ElasticNet uses both L1 and L2 regularisation. We now have an additonal value to set (hyperparameter - still going to come back to these) the _l1\_ratio._ As the name suggests the _l1\_ratio_ determines the proportion that is L1 versus L2 so "1" would be just L1 and "0" would just be L2. We'll arbitrarily go with 0.5 again. 

In [9]:
from sklearn.linear_model import ElasticNet
enet_model = ElasticNet(alpha=0.5, l1_ratio=0.5)

# fit the model to the training data
enet_model_fit = enet_model.fit(X_train, Y_train)

# predict the data
boston_predict = enet_model_fit.predict(X_test)

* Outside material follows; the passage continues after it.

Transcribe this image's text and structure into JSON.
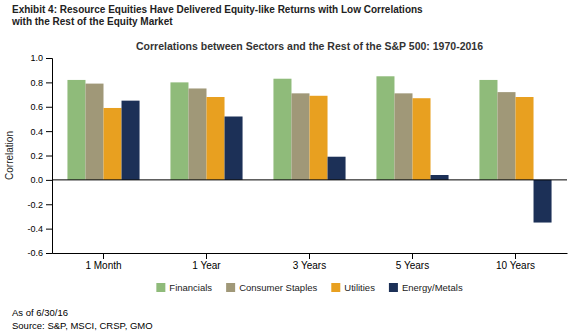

# calculate RMSE (root mean square error) and R^2 (predictive power)
from sklearn.metrics import mean_squared_error, r2_score
rmse = (np.sqrt(mean_squared_error(Y_test, boston_predict)))
r2 = r2_score(Y_test, boston_predict)

# print the performance metrics
print("Model performance")
print("--------------------------------------")
print('RMSE is {}'.format(rmse))
print('R2 score is {}'.format(r2))
print("\n")

Model performance
--------------------------------------
RMSE is 4.733687229395052
R2 score is 0.6689639094766657




Unsurprisingly the result is somewhere between the results of L1 and L2. Let's also check the weights:

In [10]:
# print the beta values of the model (co-efficients)
betas = lin_model_fit.coef_
counter = 0
for col in boston.columns:
    if counter == 0:
        print("Beta weights/co-efficients - UNREGULARISED")
        print("-----------------------------------------")
    print(col + ": " + str(round(betas[counter], 4)))
    counter +=1
    
print("\n")

# print the beta values of the model (co-efficients)
betas_l1 = l1_model_fit.coef_
counter = 0
for col in boston.columns:
    if counter == 0:
        print("Beta weights/co-efficients - LASSO")
        print("-----------------------------------------")
    print(col + ": " + str(round(betas_l1[counter], 4)))
    counter +=1
    
print("\n")

# print the beta values of the model (co-efficients)
betas_l2 = l2_model_fit.coef_
counter = 0
for col in boston.columns:
    if counter == 0:
        print("Beta weights/co-efficients - RIDGE")
        print("-----------------------------------------")
    print(col + ": " + str(round(betas_l2[counter], 4)))
    counter +=1
    
print("\n")

# print the beta values of the model (co-efficients)
betas_enet = enet_model_fit.coef_
counter = 0
for col in boston.columns:
    if counter == 0:
        print("Beta weights/co-efficients - ELASTICNET")
        print("-----------------------------------------")
    print(col + ": " + str(round(betas_enet[counter], 4)))
    counter +=1

Beta weights/co-efficients - UNREGULARISED
-----------------------------------------
CRIM: -0.121
ZN: 0.0569
INDUS: 0.0198
CHAS: 2.3179
NOX: -18.1873
RM: 3.807
AGE: 0.0
DIS: -1.642
RAD: 0.3
TAX: -0.0112
PTRATIO: -0.9878
B: 0.0098
LSTAT: -0.5462


Beta weights/co-efficients - LASSO
-----------------------------------------
CRIM: -0.098
ZN: 0.0603
INDUS: -0.0042
CHAS: 0.0
NOX: -0.0
RM: 2.5633
AGE: 0.0
DIS: -1.0953
RAD: 0.2659
TAX: -0.0144
PTRATIO: -0.8029
B: 0.0095
LSTAT: -0.667


Beta weights/co-efficients - RIDGE
-----------------------------------------
CRIM: -0.1184
ZN: 0.0576
INDUS: -0.0031
CHAS: 2.2508
NOX: -12.7986
RM: 3.8257
AGE: -0.0049
DIS: -1.5645
RAD: 0.2875
TAX: -0.0116
PTRATIO: -0.9325
B: 0.01
LSTAT: -0.5526


Beta weights/co-efficients - ELASTICNET
-----------------------------------------
CRIM: -0.1063
ZN: 0.0648
INDUS: -0.0274
CHAS: 0.0
NOX: -0.0
RM: 1.7902
AGE: 0.0065
DIS: -1.1318
RAD: 0.299
TAX: -0.0153
PTRATIO: -0.8545
B: 0.0089
LSTAT: -0.7182


Again, as we may expect, the results are somewhere between the two. "CHAS" and "NOX" have betas of zero (have been removed) but not "INDUS". All other beta weights are reduced to somewhere between the L1 and L2 models.

## BONUS! Which is best?

Hahahahaha ... you know what I'm going to say:




### IT DEPENDS!

If you are not worried about overfitting use the original model (but if you don't care about overfitting are you doing ML?). If you have a lot of features and want some removed you may use L1 or Elastic Net. If you care most about performance use the L2 model. In this case I'd probably go with L2 as there aren't a lot of features and the performance is best.